This revival of Justin Butcher’s 2001 play affords the opportunity to see an intriguing and acclaimed text. The “long and weary” life of its centenarian character, a famous clown, of course, recalled on the night of his death at the end of the 20th century, is a compelling yarn that balances elements of the fantastic with weighty concerns.
Scaramouche’s life is colourful, to say the least. But it is also one filled with trauma and pain. His birth in a brothel in Trinidad, his life as a snake-charming slave and eventual arrival as an immigrant in Britain show us a world where people “mingle and co-mingle”. The globe-trotting Scaramouche covers a lot of ground.

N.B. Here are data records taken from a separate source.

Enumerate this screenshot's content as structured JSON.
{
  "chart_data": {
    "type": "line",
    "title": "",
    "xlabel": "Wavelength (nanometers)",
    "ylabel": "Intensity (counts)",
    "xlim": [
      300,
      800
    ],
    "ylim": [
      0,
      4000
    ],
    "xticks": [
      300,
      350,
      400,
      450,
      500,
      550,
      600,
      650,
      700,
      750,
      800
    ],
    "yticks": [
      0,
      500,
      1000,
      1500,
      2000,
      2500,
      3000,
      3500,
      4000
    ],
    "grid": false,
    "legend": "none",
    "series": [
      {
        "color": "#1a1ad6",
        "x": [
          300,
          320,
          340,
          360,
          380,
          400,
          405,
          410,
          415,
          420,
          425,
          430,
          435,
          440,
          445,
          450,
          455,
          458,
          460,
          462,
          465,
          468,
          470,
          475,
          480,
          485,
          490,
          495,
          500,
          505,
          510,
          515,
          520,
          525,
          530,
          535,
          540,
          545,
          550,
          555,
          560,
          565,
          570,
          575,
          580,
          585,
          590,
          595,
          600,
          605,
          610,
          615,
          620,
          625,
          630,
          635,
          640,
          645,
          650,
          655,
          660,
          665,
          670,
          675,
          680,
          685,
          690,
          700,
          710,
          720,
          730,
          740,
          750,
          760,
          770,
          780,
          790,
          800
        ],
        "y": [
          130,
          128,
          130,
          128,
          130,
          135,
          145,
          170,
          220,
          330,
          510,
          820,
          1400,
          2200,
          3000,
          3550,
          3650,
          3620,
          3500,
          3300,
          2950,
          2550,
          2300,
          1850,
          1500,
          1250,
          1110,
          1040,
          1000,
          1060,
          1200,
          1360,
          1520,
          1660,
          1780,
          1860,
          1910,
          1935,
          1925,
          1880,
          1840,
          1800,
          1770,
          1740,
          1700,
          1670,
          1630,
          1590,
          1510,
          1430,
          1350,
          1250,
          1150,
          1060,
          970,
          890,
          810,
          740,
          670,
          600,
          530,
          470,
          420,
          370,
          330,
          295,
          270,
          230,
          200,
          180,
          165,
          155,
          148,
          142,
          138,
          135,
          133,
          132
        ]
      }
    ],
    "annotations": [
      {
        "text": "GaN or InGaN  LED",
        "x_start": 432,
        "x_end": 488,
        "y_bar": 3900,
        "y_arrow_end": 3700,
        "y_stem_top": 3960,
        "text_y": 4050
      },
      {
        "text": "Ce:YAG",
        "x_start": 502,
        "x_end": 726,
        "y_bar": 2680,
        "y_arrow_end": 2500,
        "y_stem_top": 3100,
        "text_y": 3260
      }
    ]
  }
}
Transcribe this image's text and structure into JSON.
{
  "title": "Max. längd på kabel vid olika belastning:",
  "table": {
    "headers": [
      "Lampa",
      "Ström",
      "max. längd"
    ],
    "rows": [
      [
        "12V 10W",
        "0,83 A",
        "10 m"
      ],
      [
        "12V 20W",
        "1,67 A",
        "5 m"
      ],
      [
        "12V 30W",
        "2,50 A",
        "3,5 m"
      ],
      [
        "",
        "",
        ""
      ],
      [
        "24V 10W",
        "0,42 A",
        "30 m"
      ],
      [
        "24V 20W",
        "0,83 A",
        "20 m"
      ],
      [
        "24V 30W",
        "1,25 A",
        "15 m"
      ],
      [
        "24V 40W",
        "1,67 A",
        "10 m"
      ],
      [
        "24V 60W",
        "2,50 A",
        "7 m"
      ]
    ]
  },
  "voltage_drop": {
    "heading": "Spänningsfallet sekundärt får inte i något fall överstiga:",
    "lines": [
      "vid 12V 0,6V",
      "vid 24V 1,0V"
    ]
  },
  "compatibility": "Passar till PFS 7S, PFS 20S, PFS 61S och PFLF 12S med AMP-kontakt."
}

As a consideration of Privilege, with a capital P, the character’s complexion (without make-up) proves a fascinating motif. Jones’ skin helps him in bizarre and unexpected ways. His whiteness saves his life. But note, it is also a mark of pain: frosted tears, white sand and lime from burials all contribute to the “seven white masks” that are the play’s subtitle. Start your debate.
The text is full of vivid images and incredible characters. Scaramouche’s mother, the “charming villains” he meets, and the “beggars and invalids from the four corners of the globe” create the world picture Jones aims for. And such a vast canvas makes the play a tricky one to perform.
To describe this particularly ambitious monologue as competent is not faint praise. Director Ian Talbot’s presentation is clear and concise. But the use of sound effects is overplayed – they add little to the descriptions of events. And both Talbot and his performer, Shane Richie, try to inject energy unnecessarily. Along with lots of accents of, erm, variable success, Richie’s delivery becomes grating, his sense of rhythm too monotonous.
Richie does rise to the play’s central scene. Scaramouche’s time in a concentration camp is a strong moment for all. Nailing the emotion and ambiguity of the play’s hardest, and best, scene becomes an unforgettable moment. It’s as a grave-digger that Scaramouche, incredibly, discovers his ability to make children laugh. His big picture approach ensures these ‘tears of a clown’ are peculiarly original, poignant and thought-provoking.